Tracy Shannon, president of MassResistance Texas, agrees with me that the "conscience protection" model is little more than a bone thrown to social conservatives. "Religious freedom," Shannon says, "doesn't protect the mass of people most likely to be harmed by these policies – the vulnerable children being force-fed this ideology in schools."

Kevin Whitt, who directs MassResistance activities in the Dallas area, describes the traditional route of conscience protections as "weak." Asked about HB 1424, Whitt says, "the Republican Party and these pro-family organizations like to portray that they are doing something, but they really are not." Several activists in Austin described the problem as "controlled opposition" serving the Left. In Whitt's opinion, religious liberty and conscience bills are an attempt to capitalize on social conservatives' goals while still placating the liberal groups who don't want to see real obstacles to their radical agenda.

Nullification

On the abortion front, many bills have been forward, especially HB 3326 which seeks abolition. The problem is that by now everyone knows the courts will strike down anything the Texas legislature passes. Without the nullification described in MassResistance’s priority #9, we must be cautious about celebrating prolife bills. Legislators can file almost anything to continue attracting prolife voters. If they lack the boldness to support nullification of court decisions or federal mandates, they know their bills are mostly for show. On abortion, another bill (HB 42) relates to protecting health care coverage for enrollees who refuse to have an abortion. Closely related are other bills (HB 44 and HB 92) instating a penalty for certain kinds of abortions and one bill trying to block abortions after 12 weeks (HB 69).
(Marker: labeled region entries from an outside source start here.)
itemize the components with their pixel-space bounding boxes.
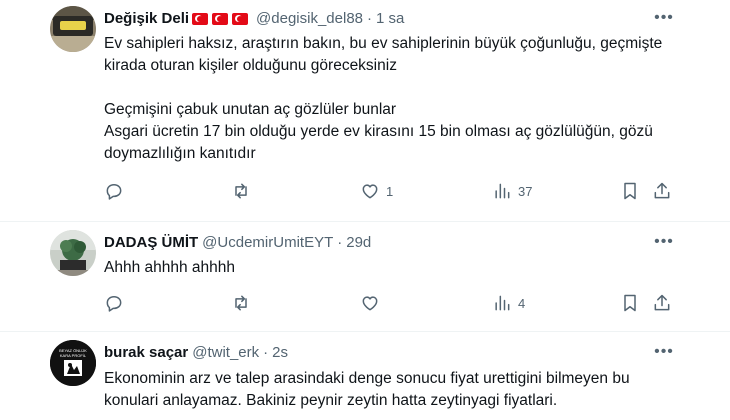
turkish-flag-icon [232,13,249,25]
timestamp[interactable]: 29d [346,233,371,253]
tweet[interactable]: Değişik Deli @degisik_del88 · 1 sa ••• E… [0,0,730,222]
reply-icon [106,296,122,312]
user-handle[interactable]: @twit_erk [192,343,259,363]
bookmark-button[interactable] [620,293,640,313]
user-handle[interactable]: @degisik_del88 [256,9,363,29]
svg-text:KARA PROFİL: KARA PROFİL [60,353,87,358]
tweet-header: burak saçar @twit_erk · 2s [104,343,288,363]
share-button[interactable] [652,181,672,201]
separator-dot: · [263,344,269,361]
views-count: 37 [518,183,533,199]
more-horizontal-icon[interactable]: ••• [654,344,674,366]
turkish-flag-icon [212,13,229,25]
tweet-text: Ekonominin arz ve talep arasindaki denge… [104,370,630,409]
repost-icon [235,295,247,311]
tweet-header: Değişik Deli @degisik_del88 · 1 sa [104,9,404,29]
heart-icon [362,296,378,311]
share-icon [654,182,670,199]
timestamp[interactable]: 1 sa [376,9,404,29]
separator-dot: · [337,234,343,251]
reply-button[interactable] [104,293,130,313]
tweet[interactable]: DADAŞ ÜMİT @UcdemirUmitEYT · 29d ••• Ahh… [0,222,730,332]
views-button[interactable]: 37 [492,181,532,201]
repost-icon [235,183,247,199]
tweet-feed: Değişik Deli @degisik_del88 · 1 sa ••• E… [0,0,730,420]
tweet-text: Ahhh ahhhh ahhhh [104,259,236,276]
like-count: 1 [386,183,394,199]
more-horizontal-icon[interactable]: ••• [654,10,674,32]
tweet-actions: 1 37 [104,181,670,203]
tweet-header: DADAŞ ÜMİT @UcdemirUmitEYT · 29d [104,233,371,253]
user-handle[interactable]: @UcdemirUmitEYT [202,233,333,253]
bookmark-button[interactable] [620,181,640,201]
analytics-icon [495,183,510,199]
tweet-actions: 4 [104,293,670,315]
avatar[interactable] [50,6,96,52]
heart-icon [362,184,378,199]
tweet[interactable]: BEYAZ ÖNLÜK KARA PROFİL burak saçar @twi… [0,332,730,420]
timestamp[interactable]: 2s [272,343,288,363]
repost-button[interactable] [231,293,257,313]
avatar[interactable] [50,230,96,276]
display-name[interactable]: Değişik Deli [104,9,189,29]
turkish-flag-icon [192,13,209,25]
reply-icon [106,184,122,200]
more-horizontal-icon[interactable]: ••• [654,234,674,256]
avatar[interactable]: BEYAZ ÖNLÜK KARA PROFİL [50,340,96,386]
tweet-text: Ev sahipleri haksız, araştırın bakın, bu… [104,35,663,162]
analytics-icon [495,295,510,311]
bookmark-icon [624,182,636,200]
display-name[interactable]: DADAŞ ÜMİT [104,233,198,253]
display-name[interactable]: burak saçar [104,343,188,363]
share-button[interactable] [652,293,672,313]
like-button[interactable] [360,293,386,313]
separator-dot: · [367,10,373,27]
views-count: 4 [518,295,526,311]
reply-button[interactable] [104,181,130,201]
repost-button[interactable] [231,181,257,201]
share-icon [654,294,670,311]
bookmark-icon [624,294,636,312]
flag-emojis [192,13,249,25]
like-button[interactable]: 1 [360,181,393,201]
views-button[interactable]: 4 [492,293,525,313]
For now, it appears that's all we have for social conservatives. Thin gruel.

Where does this leave us?

Tracy Shannon insists that legislators are being dishonest when they claim this is the best we can do. "It's a shame," she says. "If they were serious about protecting children and families, they would extend the bill filing date or call for a special session totally dedicated to pro-family issues." Shannon also emphasizes the need for a pro-family caucus in the Texas legislature apart from the well-known Freedom Caucus, which often includes libertarians opposed to our priorities.

Shannon firmly believes that the lack of extensions for filing dates or special sessions reflect the conscious decision by Republican leaders to swindle their socially conservative voters. "These problems are so pervasive because there's no pushback," she says, refusing to accept the excuses from GOP leaders who claim their hands are tied by calendar deadlines or electoral considerations.

MassResistance member Kevin Whitt shares Tracy Shannon's critical view. He said, "The only representative I've spoken to who wants to take this agenda seriously is Rep. Toth." Recently fired by the Republican Party for posting things on social media that came across as too radical, Whitt feels the party is stuck in a rut.

In our press conference on March 10, I shared a similar sentiment. I said, "The best way to get elected and re-elected is to do your job. If you can't do your job in 2021, why should we re-elect you in 2022?"

Robert Oscar Lopez is the former director of Texas MassResistance – and still a strong MassResistance activist!